Nos últimos 15 anos a atividade cresceu exponencialmente, e por conta das sucessivas crises econômicas, houve uma grande migração de usuários dos planos de saúde suplementar. Na mesma esteira, o baixo custo atrai a cada dia uma parcela maior de brasileiros que sempre se valeu tão somente do SUS. Atualmente, estima-se que a atividade já atenda a mais de 12 milhões de brasileiros.
Os denominados “Cartões de Desconto em Saúde” são sistemas de descontos em serviços, com valores diferenciados a serem pagos diretamente pelos consumidores aos médicos, prestadores de serviços, laboratórios, clínicas e até mesmo hospitais, pela prestação de serviços assistenciais à saúde (exceto os de alta complexidade e custo). A economia com a modalidade chega a ser de até 80% em comparação com os planos de saúde suplementar.

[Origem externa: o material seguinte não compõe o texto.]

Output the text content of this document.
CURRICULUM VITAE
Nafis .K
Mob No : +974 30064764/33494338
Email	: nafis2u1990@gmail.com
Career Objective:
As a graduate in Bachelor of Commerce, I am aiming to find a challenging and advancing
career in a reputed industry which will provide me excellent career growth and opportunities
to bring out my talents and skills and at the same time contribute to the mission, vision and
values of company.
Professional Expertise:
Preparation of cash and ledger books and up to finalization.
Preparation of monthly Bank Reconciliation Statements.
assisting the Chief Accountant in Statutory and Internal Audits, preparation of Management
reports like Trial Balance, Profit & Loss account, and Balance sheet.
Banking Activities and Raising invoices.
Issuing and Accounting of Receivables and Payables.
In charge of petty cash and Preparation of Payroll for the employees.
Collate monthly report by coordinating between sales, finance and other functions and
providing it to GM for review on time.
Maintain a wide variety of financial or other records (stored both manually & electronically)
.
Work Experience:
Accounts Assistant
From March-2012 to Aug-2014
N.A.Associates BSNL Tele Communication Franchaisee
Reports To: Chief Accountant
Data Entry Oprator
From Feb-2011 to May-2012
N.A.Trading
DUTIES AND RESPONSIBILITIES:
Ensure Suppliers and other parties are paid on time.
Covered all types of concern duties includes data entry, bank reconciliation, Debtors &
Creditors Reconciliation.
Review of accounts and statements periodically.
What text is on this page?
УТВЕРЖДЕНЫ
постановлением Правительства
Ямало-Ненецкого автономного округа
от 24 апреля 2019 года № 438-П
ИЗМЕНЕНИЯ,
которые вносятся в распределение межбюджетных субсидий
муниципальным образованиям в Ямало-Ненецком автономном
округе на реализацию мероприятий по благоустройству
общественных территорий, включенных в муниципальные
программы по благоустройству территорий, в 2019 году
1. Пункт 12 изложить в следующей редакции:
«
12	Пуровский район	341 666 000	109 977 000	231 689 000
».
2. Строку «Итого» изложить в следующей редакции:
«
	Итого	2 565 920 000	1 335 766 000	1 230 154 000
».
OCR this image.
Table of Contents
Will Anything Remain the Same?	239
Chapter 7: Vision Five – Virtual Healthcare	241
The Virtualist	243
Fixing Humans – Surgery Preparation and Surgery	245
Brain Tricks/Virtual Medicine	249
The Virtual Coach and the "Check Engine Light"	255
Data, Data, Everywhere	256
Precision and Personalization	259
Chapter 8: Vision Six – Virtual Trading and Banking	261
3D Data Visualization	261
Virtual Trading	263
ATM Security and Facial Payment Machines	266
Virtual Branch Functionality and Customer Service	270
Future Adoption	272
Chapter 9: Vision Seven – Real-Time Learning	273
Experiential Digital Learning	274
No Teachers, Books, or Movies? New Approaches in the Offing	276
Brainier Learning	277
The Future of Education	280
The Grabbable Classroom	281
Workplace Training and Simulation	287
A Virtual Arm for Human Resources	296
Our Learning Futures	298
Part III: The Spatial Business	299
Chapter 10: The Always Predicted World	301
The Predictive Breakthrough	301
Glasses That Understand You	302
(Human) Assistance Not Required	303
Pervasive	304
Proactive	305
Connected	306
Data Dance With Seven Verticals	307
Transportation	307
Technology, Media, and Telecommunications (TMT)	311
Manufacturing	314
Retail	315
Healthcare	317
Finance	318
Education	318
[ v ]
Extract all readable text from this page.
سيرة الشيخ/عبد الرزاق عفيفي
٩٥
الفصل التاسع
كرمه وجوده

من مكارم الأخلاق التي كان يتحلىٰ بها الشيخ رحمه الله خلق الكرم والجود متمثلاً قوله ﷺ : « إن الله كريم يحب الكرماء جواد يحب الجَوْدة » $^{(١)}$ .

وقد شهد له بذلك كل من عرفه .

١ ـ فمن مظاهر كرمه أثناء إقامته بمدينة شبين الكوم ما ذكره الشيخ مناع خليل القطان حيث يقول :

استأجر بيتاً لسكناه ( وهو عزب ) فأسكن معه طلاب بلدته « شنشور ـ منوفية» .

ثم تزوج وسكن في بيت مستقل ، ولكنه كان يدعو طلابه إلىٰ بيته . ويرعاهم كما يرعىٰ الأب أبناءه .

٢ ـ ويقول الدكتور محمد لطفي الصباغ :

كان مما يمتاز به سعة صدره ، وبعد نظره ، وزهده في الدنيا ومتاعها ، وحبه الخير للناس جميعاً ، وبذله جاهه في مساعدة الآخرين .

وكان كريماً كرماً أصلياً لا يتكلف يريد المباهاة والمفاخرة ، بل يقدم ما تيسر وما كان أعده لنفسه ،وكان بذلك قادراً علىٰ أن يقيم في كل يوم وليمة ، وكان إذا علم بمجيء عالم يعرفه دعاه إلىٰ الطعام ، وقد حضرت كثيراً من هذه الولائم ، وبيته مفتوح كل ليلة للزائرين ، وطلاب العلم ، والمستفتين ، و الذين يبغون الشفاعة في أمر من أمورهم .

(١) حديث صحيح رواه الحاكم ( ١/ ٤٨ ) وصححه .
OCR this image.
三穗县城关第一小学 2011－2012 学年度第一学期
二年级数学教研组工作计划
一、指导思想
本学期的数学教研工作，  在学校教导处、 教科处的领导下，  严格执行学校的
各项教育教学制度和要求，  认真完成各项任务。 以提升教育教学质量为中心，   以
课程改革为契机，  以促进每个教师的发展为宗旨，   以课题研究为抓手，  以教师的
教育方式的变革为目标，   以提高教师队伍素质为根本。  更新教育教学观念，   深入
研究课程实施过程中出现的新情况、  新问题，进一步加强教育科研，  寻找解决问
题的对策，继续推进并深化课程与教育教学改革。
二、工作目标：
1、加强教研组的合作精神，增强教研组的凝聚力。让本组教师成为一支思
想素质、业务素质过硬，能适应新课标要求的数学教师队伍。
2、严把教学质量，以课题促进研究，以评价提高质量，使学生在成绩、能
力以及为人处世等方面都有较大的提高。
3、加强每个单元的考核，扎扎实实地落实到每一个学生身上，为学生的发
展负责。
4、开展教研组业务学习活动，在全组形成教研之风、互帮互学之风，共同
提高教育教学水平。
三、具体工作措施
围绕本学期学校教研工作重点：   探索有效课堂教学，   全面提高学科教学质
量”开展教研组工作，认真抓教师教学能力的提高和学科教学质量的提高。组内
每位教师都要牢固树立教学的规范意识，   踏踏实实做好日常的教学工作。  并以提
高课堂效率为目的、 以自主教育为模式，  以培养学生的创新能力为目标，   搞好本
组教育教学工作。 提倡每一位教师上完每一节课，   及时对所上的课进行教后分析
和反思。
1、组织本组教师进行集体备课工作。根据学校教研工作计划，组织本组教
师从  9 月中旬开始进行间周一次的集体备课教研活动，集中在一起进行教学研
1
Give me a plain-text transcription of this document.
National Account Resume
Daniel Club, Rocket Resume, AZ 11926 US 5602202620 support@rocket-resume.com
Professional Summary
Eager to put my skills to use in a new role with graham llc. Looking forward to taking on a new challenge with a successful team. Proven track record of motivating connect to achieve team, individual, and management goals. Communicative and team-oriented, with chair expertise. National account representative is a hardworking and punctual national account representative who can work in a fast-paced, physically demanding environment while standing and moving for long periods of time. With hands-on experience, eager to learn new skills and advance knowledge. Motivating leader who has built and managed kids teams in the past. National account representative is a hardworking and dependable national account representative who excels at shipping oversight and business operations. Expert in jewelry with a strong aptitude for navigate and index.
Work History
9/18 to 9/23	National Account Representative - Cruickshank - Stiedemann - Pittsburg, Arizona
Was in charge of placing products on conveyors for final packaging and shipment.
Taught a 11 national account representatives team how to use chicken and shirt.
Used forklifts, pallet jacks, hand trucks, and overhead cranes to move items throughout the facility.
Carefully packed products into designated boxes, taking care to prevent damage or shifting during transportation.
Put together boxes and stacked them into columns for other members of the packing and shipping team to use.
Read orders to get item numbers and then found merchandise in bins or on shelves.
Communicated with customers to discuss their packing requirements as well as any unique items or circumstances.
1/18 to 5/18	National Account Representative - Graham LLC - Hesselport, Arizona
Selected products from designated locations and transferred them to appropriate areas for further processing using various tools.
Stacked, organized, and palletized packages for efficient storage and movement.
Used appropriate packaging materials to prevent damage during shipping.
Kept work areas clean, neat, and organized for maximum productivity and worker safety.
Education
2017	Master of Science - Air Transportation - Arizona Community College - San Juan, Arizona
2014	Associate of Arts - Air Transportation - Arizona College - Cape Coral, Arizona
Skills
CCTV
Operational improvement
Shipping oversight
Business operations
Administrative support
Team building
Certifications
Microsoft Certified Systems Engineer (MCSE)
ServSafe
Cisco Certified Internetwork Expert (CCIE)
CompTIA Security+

A partir de 2020, com a crise sanitária, econômica e social causada pela pandemia do COVID-19 e o oportunismo dos planos de saúde que lucraram com a pandemia (em 2020 as operadoras tiveram o lucro recorde histórico, de 17 bilhões de reais), o crescimento das entidades que oferecem os “Cartões de Desconto na Saúde” chamou a atenção de todo o mercado. Sobretudo da ANS e das operadoras de saúde suplementar, que veem o crescimento do setor como uma ameaça.
Embora a atividade ainda seja praticada por uma maioria de associações, hoje temos a presença de inúmeras healthtech’s (startups do setor da saúde) atuando na área, e grandes empresas que já atendem a milhões de usuários. Embora ambos modelos (empresas e associações) sejam considerados legais, as diferenças entre a atividade empresarial e a associativa são colossais, e o emprego do modelo errado pode comprometer, chegando a ferir de morte a legalidade da operação da entidade. A adoção de um modelo ou outro depende de uma série de fatores, que deve ser analisada por um profissional com profundo conhecimento, tanto na área da saúde, quanto na atividade do Terceiro Setor, e por fim, em Direito Regulatório, a fim de enfrentar adequadamente a atuação da ANS.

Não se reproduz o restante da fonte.